Ilustrasi doomscrolling. (Unsplash/Vardan Papikyan)

Riset terbaru menunjukkan bahwa rata-rata orang Indonesia menghabiskan waktu lebih dari 7 jam sehari di depan layar ponsel. Paparan informasi yang konstan, mulai dari berita buruk (doomscrolling) hingga standar hidup mewah di media sosial, telah memicu tingkat kecemasan yang tinggi.

Ponsel pintar dirancang dengan sistem penghargaan dopamin yang membuat penggunanya sulit berhenti. Setiap notifikasi, tanda like, atau video singkat yang muncul menjadi distraksi yang memecah konsentrasi.

Inilah yang mendasari banyak orang mulai merasa burnout digital, sebuah kondisi kelelahan mental akibat interaksi berlebihan dengan dunia maya.

HP Jadul sebagai "Rem Darurat"

Ilustrasi HP jadul. (Unsplash/Eirik Solheim)

Ponsel minim fitur menawarkan sesuatu yang mewah di masa kini: keheningan. Tanpa adanya aplikasi Instagram, TikTok, atau grup WhatsApp yang tak henti berdenting, pengguna dipaksa untuk kembali ke fungsi dasar komunikasi, yaitu menelepon dan berkirim pesan singkat (SMS).

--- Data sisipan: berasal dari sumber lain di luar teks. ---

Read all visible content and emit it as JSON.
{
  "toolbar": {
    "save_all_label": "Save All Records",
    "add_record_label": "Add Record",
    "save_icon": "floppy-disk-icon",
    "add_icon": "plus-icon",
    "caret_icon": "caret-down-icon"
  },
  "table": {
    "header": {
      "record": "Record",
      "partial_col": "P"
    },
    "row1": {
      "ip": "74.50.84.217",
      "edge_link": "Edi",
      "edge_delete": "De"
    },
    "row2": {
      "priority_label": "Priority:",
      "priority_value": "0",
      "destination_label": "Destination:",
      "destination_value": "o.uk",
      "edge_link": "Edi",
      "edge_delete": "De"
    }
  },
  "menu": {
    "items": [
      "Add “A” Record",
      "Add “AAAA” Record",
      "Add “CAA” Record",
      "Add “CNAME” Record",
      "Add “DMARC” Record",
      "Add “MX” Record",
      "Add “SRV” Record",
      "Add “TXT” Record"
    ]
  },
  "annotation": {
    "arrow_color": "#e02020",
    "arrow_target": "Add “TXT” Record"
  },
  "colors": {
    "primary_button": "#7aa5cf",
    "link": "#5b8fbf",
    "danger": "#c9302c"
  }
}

Menurut praktisi kesehatan mental, penggunaan ponsel fitur secara teknis membantu otak untuk beristirahat dari information overload. Ketika seseorang tidak lagi memiliki akses instan untuk mengecek media sosial setiap lima menit, otak mereka mulai belajar untuk kembali fokus pada lingkungan sekitar.

"Ini adalah bentuk detoksifikasi. Kita memberi ruang bagi pikiran untuk melamun, berpikir jernih, dan hadir sepenuhnya pada momen saat ini," ungkap seorang pakar psikologi klinis.

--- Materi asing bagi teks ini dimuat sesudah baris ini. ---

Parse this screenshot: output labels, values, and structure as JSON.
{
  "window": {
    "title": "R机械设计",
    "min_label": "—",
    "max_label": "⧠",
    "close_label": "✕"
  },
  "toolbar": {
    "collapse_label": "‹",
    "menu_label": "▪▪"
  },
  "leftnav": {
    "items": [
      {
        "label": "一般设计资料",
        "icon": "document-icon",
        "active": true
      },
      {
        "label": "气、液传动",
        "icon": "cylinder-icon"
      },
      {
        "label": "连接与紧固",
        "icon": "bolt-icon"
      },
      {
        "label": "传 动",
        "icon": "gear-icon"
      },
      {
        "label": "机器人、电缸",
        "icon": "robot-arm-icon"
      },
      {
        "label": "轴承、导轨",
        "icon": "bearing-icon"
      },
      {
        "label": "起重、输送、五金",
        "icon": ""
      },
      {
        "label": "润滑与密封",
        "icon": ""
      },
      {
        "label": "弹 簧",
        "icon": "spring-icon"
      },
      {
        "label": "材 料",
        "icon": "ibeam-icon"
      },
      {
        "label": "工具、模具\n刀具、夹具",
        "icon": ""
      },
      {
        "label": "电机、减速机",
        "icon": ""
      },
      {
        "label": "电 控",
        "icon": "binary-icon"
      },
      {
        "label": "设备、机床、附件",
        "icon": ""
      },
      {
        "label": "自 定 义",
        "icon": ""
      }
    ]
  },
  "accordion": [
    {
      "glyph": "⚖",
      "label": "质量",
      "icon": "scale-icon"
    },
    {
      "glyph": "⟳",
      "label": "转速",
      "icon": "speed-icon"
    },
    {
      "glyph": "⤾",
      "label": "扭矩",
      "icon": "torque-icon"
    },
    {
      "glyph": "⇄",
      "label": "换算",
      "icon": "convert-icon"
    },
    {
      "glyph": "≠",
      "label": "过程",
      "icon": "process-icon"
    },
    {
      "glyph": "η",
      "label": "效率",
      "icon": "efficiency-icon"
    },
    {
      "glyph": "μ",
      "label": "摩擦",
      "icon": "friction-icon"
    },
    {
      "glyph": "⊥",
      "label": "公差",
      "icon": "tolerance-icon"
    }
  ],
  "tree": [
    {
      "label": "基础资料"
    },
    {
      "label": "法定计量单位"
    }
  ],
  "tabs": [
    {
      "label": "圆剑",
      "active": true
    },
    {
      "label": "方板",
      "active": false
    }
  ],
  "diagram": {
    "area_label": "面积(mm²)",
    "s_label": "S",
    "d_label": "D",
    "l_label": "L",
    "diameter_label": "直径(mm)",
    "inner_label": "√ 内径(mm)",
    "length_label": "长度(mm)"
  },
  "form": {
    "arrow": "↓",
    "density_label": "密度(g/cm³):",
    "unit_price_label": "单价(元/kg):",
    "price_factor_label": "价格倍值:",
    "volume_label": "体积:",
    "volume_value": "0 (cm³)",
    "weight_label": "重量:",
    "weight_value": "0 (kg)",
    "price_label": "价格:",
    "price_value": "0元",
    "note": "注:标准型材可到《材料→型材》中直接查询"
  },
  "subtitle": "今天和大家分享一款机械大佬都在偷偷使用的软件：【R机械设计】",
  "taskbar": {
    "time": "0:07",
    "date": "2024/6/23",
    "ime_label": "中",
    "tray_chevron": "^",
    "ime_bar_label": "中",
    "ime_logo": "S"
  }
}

Manfaat Nyata yang Dirasakan

Ilustrasi seorang yang produktif setelah menerapkan digital wellness. (Unsplash/Dylan Ferreira)

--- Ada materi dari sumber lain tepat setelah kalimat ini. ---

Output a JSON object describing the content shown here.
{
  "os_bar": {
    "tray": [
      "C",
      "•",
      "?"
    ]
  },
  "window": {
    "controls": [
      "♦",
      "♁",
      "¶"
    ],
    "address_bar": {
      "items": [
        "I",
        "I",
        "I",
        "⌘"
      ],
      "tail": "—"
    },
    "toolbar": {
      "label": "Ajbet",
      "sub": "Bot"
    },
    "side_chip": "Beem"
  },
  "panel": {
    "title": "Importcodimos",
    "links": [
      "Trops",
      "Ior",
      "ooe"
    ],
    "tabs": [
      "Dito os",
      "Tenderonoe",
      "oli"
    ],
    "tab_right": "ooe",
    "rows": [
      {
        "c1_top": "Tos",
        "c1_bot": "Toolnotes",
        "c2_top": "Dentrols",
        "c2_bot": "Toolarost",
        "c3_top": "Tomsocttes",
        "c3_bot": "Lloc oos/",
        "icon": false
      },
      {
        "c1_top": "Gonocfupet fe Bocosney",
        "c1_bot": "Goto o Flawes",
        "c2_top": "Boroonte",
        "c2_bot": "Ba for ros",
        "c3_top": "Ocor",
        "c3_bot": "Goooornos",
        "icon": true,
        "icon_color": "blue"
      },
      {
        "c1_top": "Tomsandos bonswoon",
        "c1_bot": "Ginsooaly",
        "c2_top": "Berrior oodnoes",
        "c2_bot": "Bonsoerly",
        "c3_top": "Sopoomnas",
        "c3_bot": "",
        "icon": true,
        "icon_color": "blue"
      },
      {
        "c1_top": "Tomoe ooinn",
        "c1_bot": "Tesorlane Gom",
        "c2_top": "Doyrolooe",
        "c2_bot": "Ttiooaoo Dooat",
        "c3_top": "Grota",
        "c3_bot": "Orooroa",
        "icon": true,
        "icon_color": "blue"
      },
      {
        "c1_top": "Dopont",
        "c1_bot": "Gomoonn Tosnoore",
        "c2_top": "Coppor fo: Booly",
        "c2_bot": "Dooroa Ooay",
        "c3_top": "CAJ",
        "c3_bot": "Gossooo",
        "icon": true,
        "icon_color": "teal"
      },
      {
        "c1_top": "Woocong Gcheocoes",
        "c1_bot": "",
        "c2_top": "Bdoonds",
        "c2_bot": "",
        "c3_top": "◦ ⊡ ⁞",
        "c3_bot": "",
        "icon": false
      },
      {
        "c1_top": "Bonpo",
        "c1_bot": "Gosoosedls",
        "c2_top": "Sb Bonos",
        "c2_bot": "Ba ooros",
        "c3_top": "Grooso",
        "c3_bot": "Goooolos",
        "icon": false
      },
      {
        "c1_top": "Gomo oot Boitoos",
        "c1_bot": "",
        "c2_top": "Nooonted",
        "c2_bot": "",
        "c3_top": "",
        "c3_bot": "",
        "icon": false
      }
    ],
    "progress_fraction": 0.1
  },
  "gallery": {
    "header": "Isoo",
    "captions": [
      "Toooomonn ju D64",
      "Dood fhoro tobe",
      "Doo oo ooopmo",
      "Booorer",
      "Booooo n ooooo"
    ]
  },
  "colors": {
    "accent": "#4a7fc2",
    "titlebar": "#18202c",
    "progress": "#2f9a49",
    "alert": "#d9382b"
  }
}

Mereka yang telah menerapkan gaya hidup ini melaporkan beberapa perubahan signifikan:

  1. Peningkatan Kualitas Tidur: Tanpa paparan blue light dari aplikasi hiburan sebelum tidur, siklus sirkadian tubuh menjadi lebih teratur.
  2. Produktivitas Meningkat: Tanpa distraksi notifikasi, pekerjaan yang biasanya memakan waktu lama dapat diselesaikan lebih cepat karena fokus yang terjaga.
  3. Kualitas Hubungan Sosial: Saat berkumpul dengan keluarga atau teman, tidak ada lagi fenomena phubbing (mengabaikan lawan bicara demi ponsel).

Kesimpulan: Solusi Hybrid

Ilustrasi metode hybrid, keseimbangan antara teknologi dunia maya dengan nyata. (Unsplash/Microsoft 365)

Tentu saja, di tahun 2025, meninggalkan smartphone sepenuhnya hampir mustahil. Kebutuhan akan perbankan digital, transportasi online, dan pekerjaan tetap memerlukan perangkat pintar. Oleh karena itu, tren yang berkembang adalah metode hybrid.

Banyak orang kini menggunakan smartphone hanya pada jam kerja, lalu memindah kartu SIM mereka ke ponsel jadul saat akhir pekan atau setelah jam kantor.

Pada akhirnya, Digital Wellness bukanlah tentang membenci teknologi, melainkan tentang mengambil kendali atas teknologi tersebut. Menggunakan HP jadul terbukti menjadi salah satu cara paling efektif untuk "memaksa" diri kita beristirahat, menurunkan level stres, dan menyadari bahwa hidup yang sebenarnya terjadi di luar layar ponsel.